The NCTR has also stepped away.

Executive director Stephanie Scott said NCTR is “disappointed and frustrated” with the current state of federal resources to maintain the committee’s work.

This includes completing a second scoping exercise as a committee and developing a methodology to collect, manage and share documents and records from governments, schools and church organizations, she said in an emailed statement to Nation to Nation.

“As such, we have suspended our participation from the DAC until federal support is adequate to be able to do this crucial work.”

Crown-Indigenous Relations Minister Gary Anandasangaree’s office sent a statement to APTN in response.

“The government established the Residential School Documents Advisory Committee as an independent, Survivor-driven advisory committee to expedite the identification and disclosure of Residential Schools documents that may not have been previously shared,” the statement said. “The Committee provides guidance to CIRNAC and other federal departments in identifying relevant documents, removing barriers to sharing, and developing options for added authorities to share documents with the National Centre for Truth and Reconciliation.

“The Committee has been allocated the resources required to continue this work, and as the document identification exercise continues, CIRNAC will be assessing future funding requests for the Document Advisory Committee based on the initial recommendations.”

Mi’kmaw/Lnu Sen.
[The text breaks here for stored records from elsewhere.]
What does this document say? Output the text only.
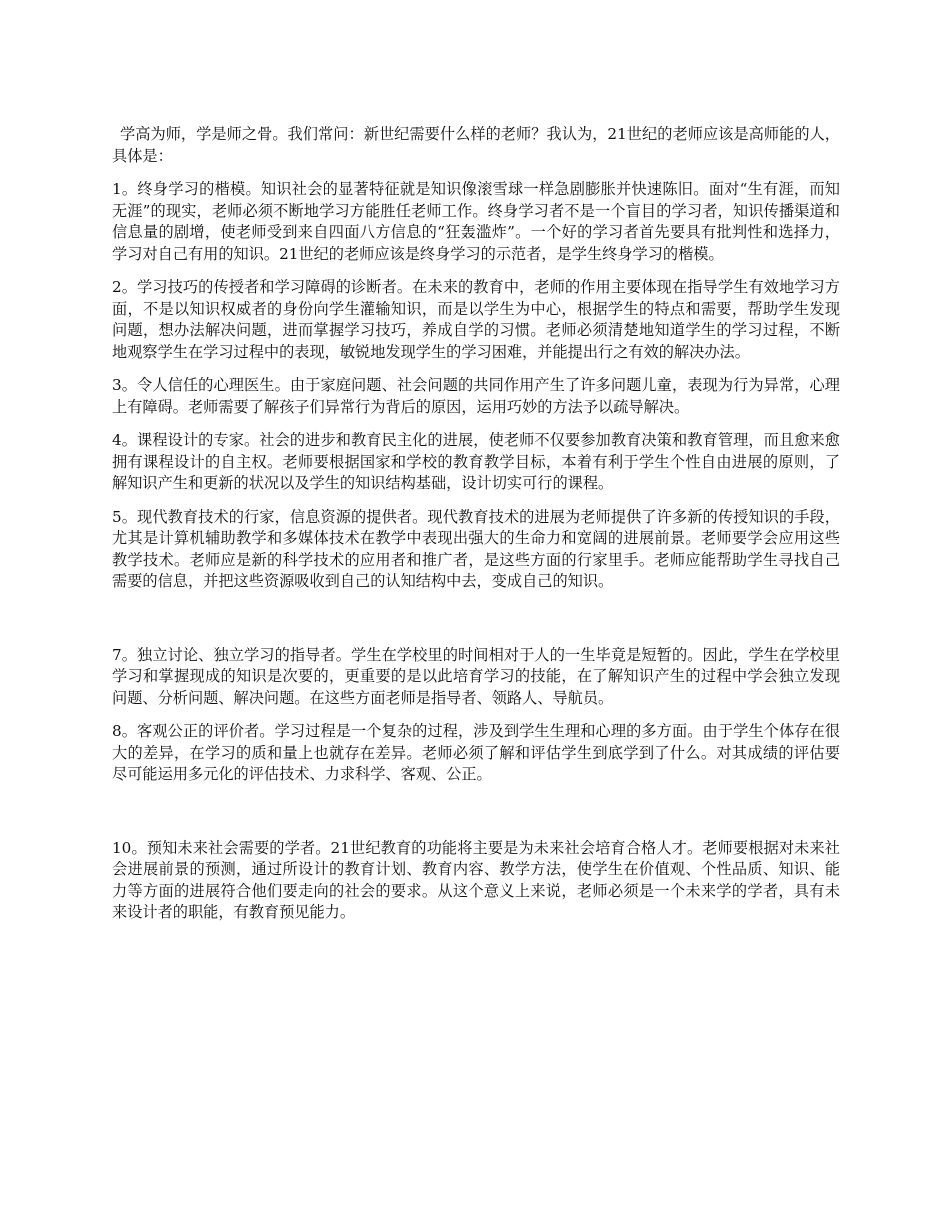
学高为师，学是师之骨。我们常问：新世纪需要什么样的老师？我认为，21世纪的老师应该是高师能的人，具体是：

1。终身学习的楷模。知识社会的显著特征就是知识像滚雪球一样急剧膨胀并快速陈旧。面对“生有涯，而知无涯”的现实，老师必须不断地学习方能胜任老师工作。终身学习者不是一个盲目的学习者，知识传播渠道和信息量的剧增，使老师受到来自四面八方信息的“狂轰滥炸”。一个好的学习者首先要具有批判性和选择力，学习对自己有用的知识。21世纪的老师应该是终身学习的示范者，是学生终身学习的楷模。

2。学习技巧的传授者和学习障碍的诊断者。在未来的教育中，老师的作用主要体现在指导学生有效地学习方面，不是以知识权威者的身份向学生灌输知识，而是以学生为中心，根据学生的特点和需要，帮助学生发现问题，想办法解决问题，进而掌握学习技巧，养成自学的习惯。老师必须清楚地知道学生的学习过程，不断地观察学生在学习过程中的表现，敏锐地发现学生的学习困难，并能提出行之有效的解决办法。

3。令人信任的心理医生。由于家庭问题、社会问题的共同作用产生了许多问题儿童，表现为行为异常，心理上有障碍。老师需要了解孩子们异常行为背后的原因，运用巧妙的方法予以疏导解决。

4。课程设计的专家。社会的进步和教育民主化的进展，使老师不仅要参加教育决策和教育管理，而且愈来愈拥有课程设计的自主权。老师要根据国家和学校的教育教学目标，本着有利于学生个性自由进展的原则，了解知识产生和更新的状况以及学生的知识结构基础，设计切实可行的课程。

5。现代教育技术的行家，信息资源的提供者。现代教育技术的进展为老师提供了许多新的传授知识的手段，尤其是计算机辅助教学和多媒体技术在教学中表现出强大的生命力和宽阔的进展前景。老师要学会应用这些教学技术。老师应是新的科学技术的应用者和推广者，是这些方面的行家里手。老师应能帮助学生寻找自己需要的信息，并把这些资源吸收到自己的认知结构中去，变成自己的知识。

7。独立讨论、独立学习的指导者。学生在学校里的时间相对于人的一生毕竟是短暂的。因此，学生在学校里学习和掌握现成的知识是次要的，更重要的是以此培育学习的技能，在了解知识产生的过程中学会独立发现问题、分析问题、解决问题。在这些方面老师是指导者、领路人、导航员。

8。客观公正的评价者。学习过程是一个复杂的过程，涉及到学生生理和心理的多方面。由于学生个体存在很大的差异，在学习的质和量上也就存在差异。老师必须了解和评估学生到底学到了什么。对其成绩的评估要尽可能运用多元化的评估技术、力求科学、客观、公正。

10。预知未来社会需要的学者。21世纪教育的功能将主要是为未来社会培育合格人才。老师要根据对未来社会进展前景的预测，通过所设计的教育计划、教育内容、教学方法，使学生在价值观、个性品质、知识、能力等方面的进展符合他们要走向的社会的要求。从这个意义上来说，老师必须是一个未来学的学者，具有未来设计者的职能，有教育预见能力。
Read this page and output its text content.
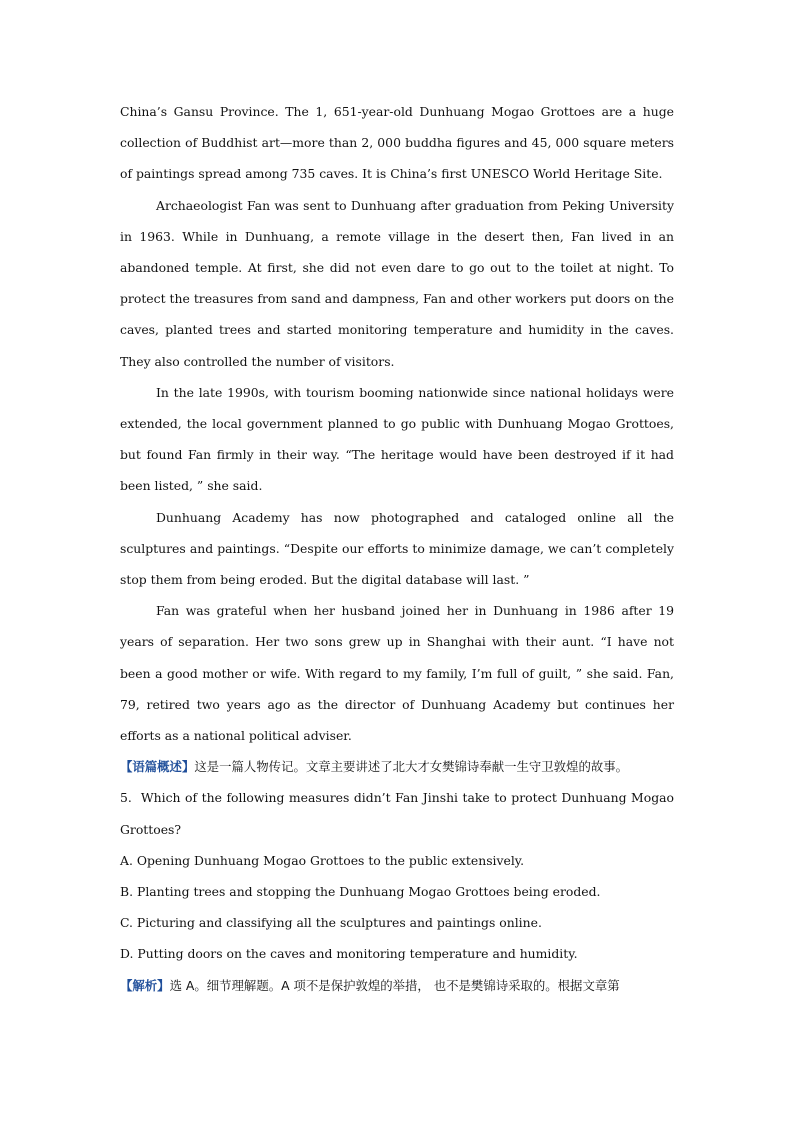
China’s Gansu Province. The 1, 651-year-old Dunhuang Mogao Grottoes are a huge collection of Buddhist art—more than 2, 000 buddha figures and 45, 000 square meters of paintings spread among 735 caves. It is China’s first UNESCO World Heritage Site.

Archaeologist Fan was sent to Dunhuang after graduation from Peking University in 1963. While in Dunhuang, a remote village in the desert then, Fan lived in an abandoned temple. At first, she did not even dare to go out to the toilet at night. To protect the treasures from sand and dampness, Fan and other workers put doors on the caves, planted trees and started monitoring temperature and humidity in the caves. They also controlled the number of visitors.

In the late 1990s, with tourism booming nationwide since national holidays were extended, the local government planned to go public with Dunhuang Mogao Grottoes, but found Fan firmly in their way. “The heritage would have been destroyed if it had been listed, ” she said.

Dunhuang Academy has now photographed and cataloged online all the sculptures and paintings. “Despite our efforts to minimize damage, we can’t completely stop them from being eroded. But the digital database will last. ”

Fan was grateful when her husband joined her in Dunhuang in 1986 after 19 years of separation. Her two sons grew up in Shanghai with their aunt. “I have not been a good mother or wife. With regard to my family, I’m full of guilt, ” she said. Fan, 79, retired two years ago as the director of Dunhuang Academy but continues her efforts as a national political adviser.

【语篇概述】这是一篇人物传记。文章主要讲述了北大才女樊锦诗奉献一生守卫敦煌的故事。

5. Which of the following measures didn’t Fan Jinshi take to protect Dunhuang Mogao Grottoes?

A. Opening Dunhuang Mogao Grottoes to the public extensively.

B. Planting trees and stopping the Dunhuang Mogao Grottoes being eroded.

C. Picturing and classifying all the sculptures and paintings online.

D. Putting doors on the caves and monitoring temperature and humidity.

【解析】选 A。细节理解题。A 项不是保护敦煌的举措， 也不是樊锦诗采取的。根据文章第
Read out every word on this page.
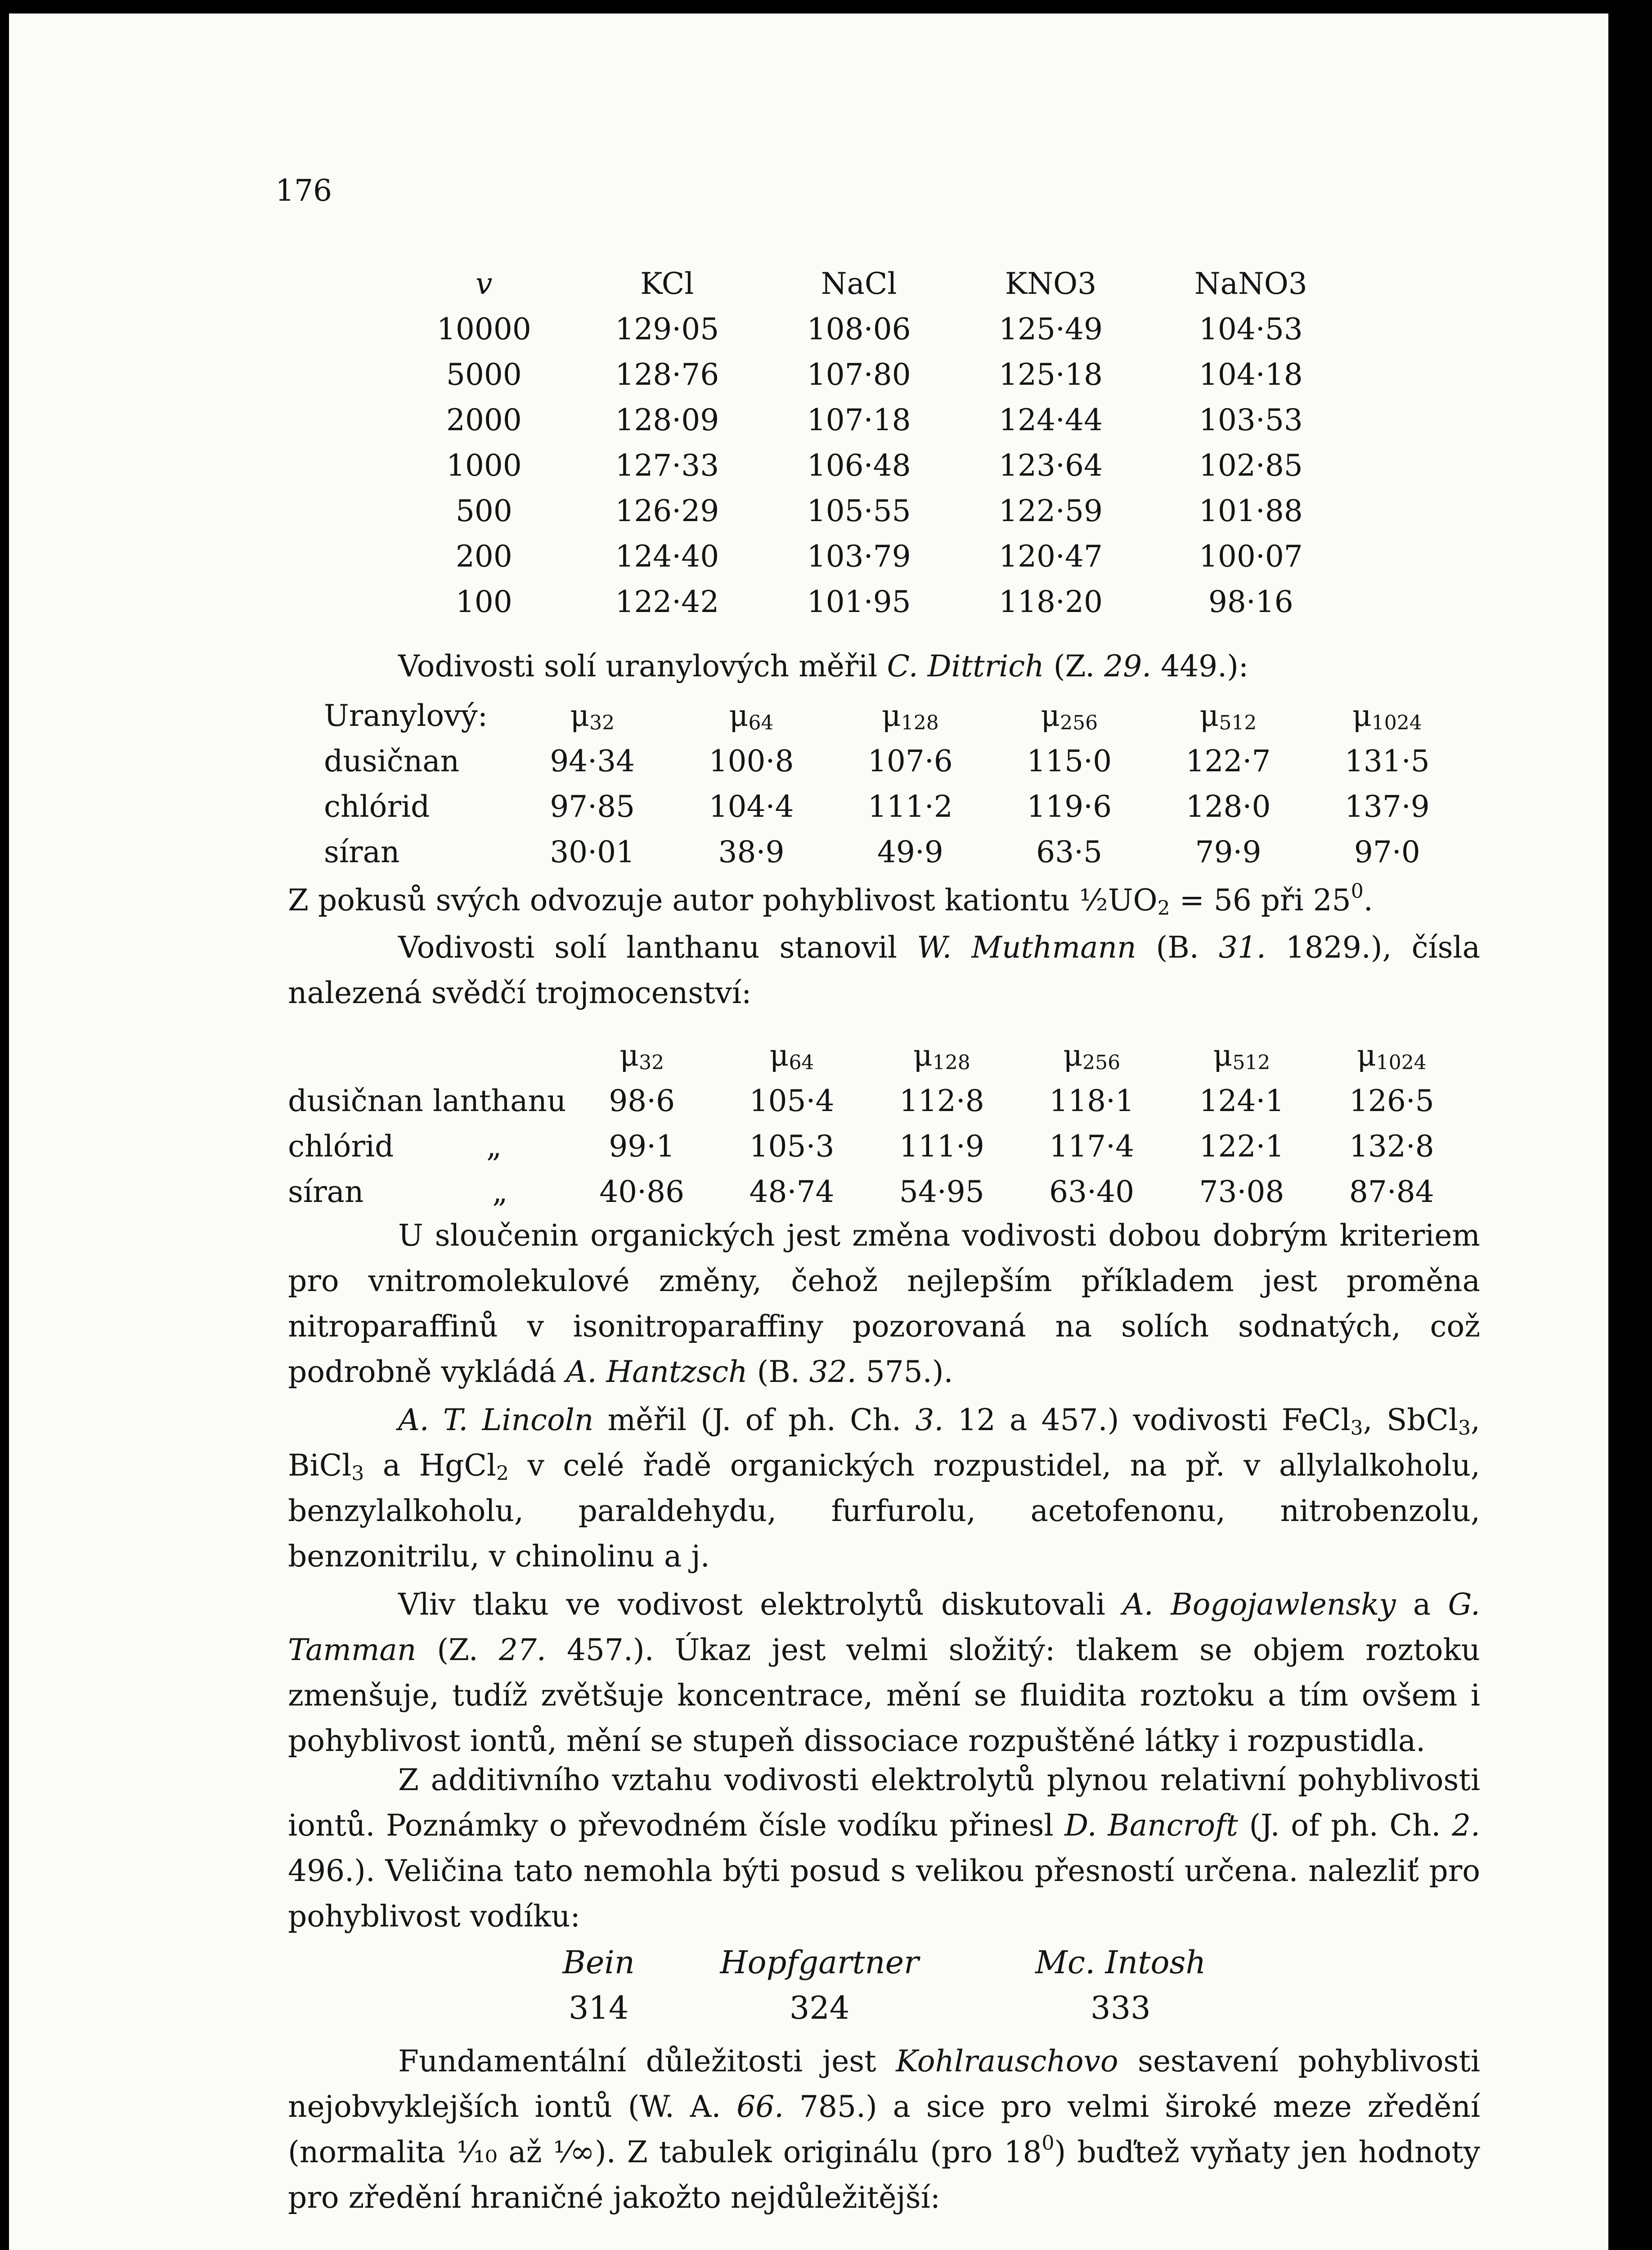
176
v	KCl	NaCl	KNO3	NaNO3
10000	129·05	108·06	125·49	104·53
5000	128·76	107·80	125·18	104·18
2000	128·09	107·18	124·44	103·53
1000	127·33	106·48	123·64	102·85
500	126·29	105·55	122·59	101·88
200	124·40	103·79	120·47	100·07
100	122·42	101·95	118·20	98·16

Vodivosti solí uranylových měřil C. Dittrich (Z. 29. 449.):

Uranylový:	$\mu_{32}$	$\mu_{64}$	$\mu_{128}$	$\mu_{256}$	$\mu_{512}$	$\mu_{1024}$
dusičnan	94·34	100·8	107·6	115·0	122·7	131·5
chlórid	97·85	104·4	111·2	119·6	128·0	137·9
síran	30·01	38·9	49·9	63·5	79·9	97·0

Z pokusů svých odvozuje autor pohyblivost kationtu $\frac{1}{2}UO_2 = 56$ při $25^0$.

Vodivosti solí lanthanu stanovil W. Muthmann (B. 31. 1829.), čísla nalezená svědčí trojmocenství:

	$\mu_{32}$	$\mu_{64}$	$\mu_{128}$	$\mu_{256}$	$\mu_{512}$	$\mu_{1024}$
dusičnan lanthanu	98·6	105·4	112·8	118·1	124·1	126·5
chlórid „	99·1	105·3	111·9	117·4	122·1	132·8
síran „	40·86	48·74	54·95	63·40	73·08	87·84

U sloučenin organických jest změna vodivosti dobou dobrým kriteriem pro vnitromolekulové změny, čehož nejlepším příkladem jest proměna nitroparaffinů v isonitroparaffiny pozorovaná na solích sodnatých, což podrobně vykládá A. Hantzsch (B. 32. 575.).

A. T. Lincoln měřil (J. of ph. Ch. 3. 12 a 457.) vodivosti FeCl$_3$, SbCl$_3$, BiCl$_3$ a HgCl$_2$ v celé řadě organických rozpustidel, na př. v allylalkoholu, benzylalkoholu, paraldehydu, furfurolu, acetofenonu, nitrobenzolu, benzonitrilu, v chinolinu a j.

Vliv tlaku ve vodivost elektrolytů diskutovali A. Bogojawlensky a G. Tamman (Z. 27. 457.). Úkaz jest velmi složitý: tlakem se objem roztoku zmenšuje, tudíž zvětšuje koncentrace, mění se fluidita roztoku a tím ovšem i pohyblivost iontů, mění se stupeň dissociace rozpuštěné látky i rozpustidla.

Z additivního vztahu vodivosti elektrolytů plynou relativní pohyblivosti iontů. Poznámky o převodném čísle vodíku přinesl D. Bancroft (J. of ph. Ch. 2. 496.). Veličina tato nemohla býti posud s velikou přesností určena. nalezliť pro pohyblivost vodíku:

Bein	Hopfgartner	Mc. Intosh
314	324	333

Fundamentální důležitosti jest Kohlrauschovo sestavení pohyblivosti nejobvyklejších iontů (W. A. 66. 785.) a sice pro velmi široké meze zředění (normalita ¹⁄₁₀ až ¹⁄∞). Z tabulek originálu (pro $18^0$) buďtež vyňaty jen hodnoty pro zředění hraničné jakožto nejdůležitější:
Brian Francis raised the issue in the Senate last week.

He said it was “shameful” the Trudeau government was not meeting its commitments in terms of helping survivors and the NCTR locate and access residential school documents.

“It’s very concerning,” he said, “very disheartening that survivors are still waiting for answers years later after there was a commitment made to work towards obtaining answers for them and their families.

“To me, it tells me about the level of commitment from the government about true and meaningful reconciliation. When all this group here is looking for, the committee and the NCTR, is proper funding to get to the truth of what really happened and get to the history of what happened to survivors and loved ones during the residential school era.”

A new non-profit organization has been formed to assist Indigenous women who are victims of forced or coerced sterilization.

“The fact is forced sterilization of Indigenous women even happened last year,” said Madeleine Redfern, a board member with the Survivors Circle for Reproductive Justice. “So people are shocked to learn that this is still a potential risk for our women.

“It’s not just an impact on the individual,” Redfern, an Inuk, added. “It’s a huge impact on the relationship with their spouse, with their children, with their siblings, their mothers, their grandmothers. It effectively prevents and stops a woman from being able to make informed decisions about whether or not she wants to expand her family or not.”

The Survivors Circle plans to assist victims with a national registry, healing support funds, data, research and public education.

It is also preparing to hold a national gathering next March.

Meanwhile, the John Howard Society is facing off against the Saskatchewan government in the Supreme Court of Canada this week.

At issue is the burden of proof provincial corrections officials must show before finding an inmate guilty of an alleged infraction.

Saskatchewan currently uses a “balance of probabilities” system where the John Howard Society would like to see this upgraded to a “beyond a reasonable doubt” threshold currently afforded a defendant in a criminal trial.

This higher threshold is also used by Correctional Service of Canada institutions.

John Howard Society lawyer Pierre Hawkins said it is essential inmates within a correctional system see it as fair.

He said this is particularly important in the case of Indigenous inmates who are grossly over-represented in the Saskatchewan prison system.

“In Saskatchewan, correctional facilities over 75 per cent of people at any given time are Indigenous,” Hawkins said. “I think it is important that when a system impacts a population that is so disproportionately Indigenous, we have to make sure that system is fair. There are all sorts of reasons – institutional, historical – why the governments involved need to make sure that it’s fair.”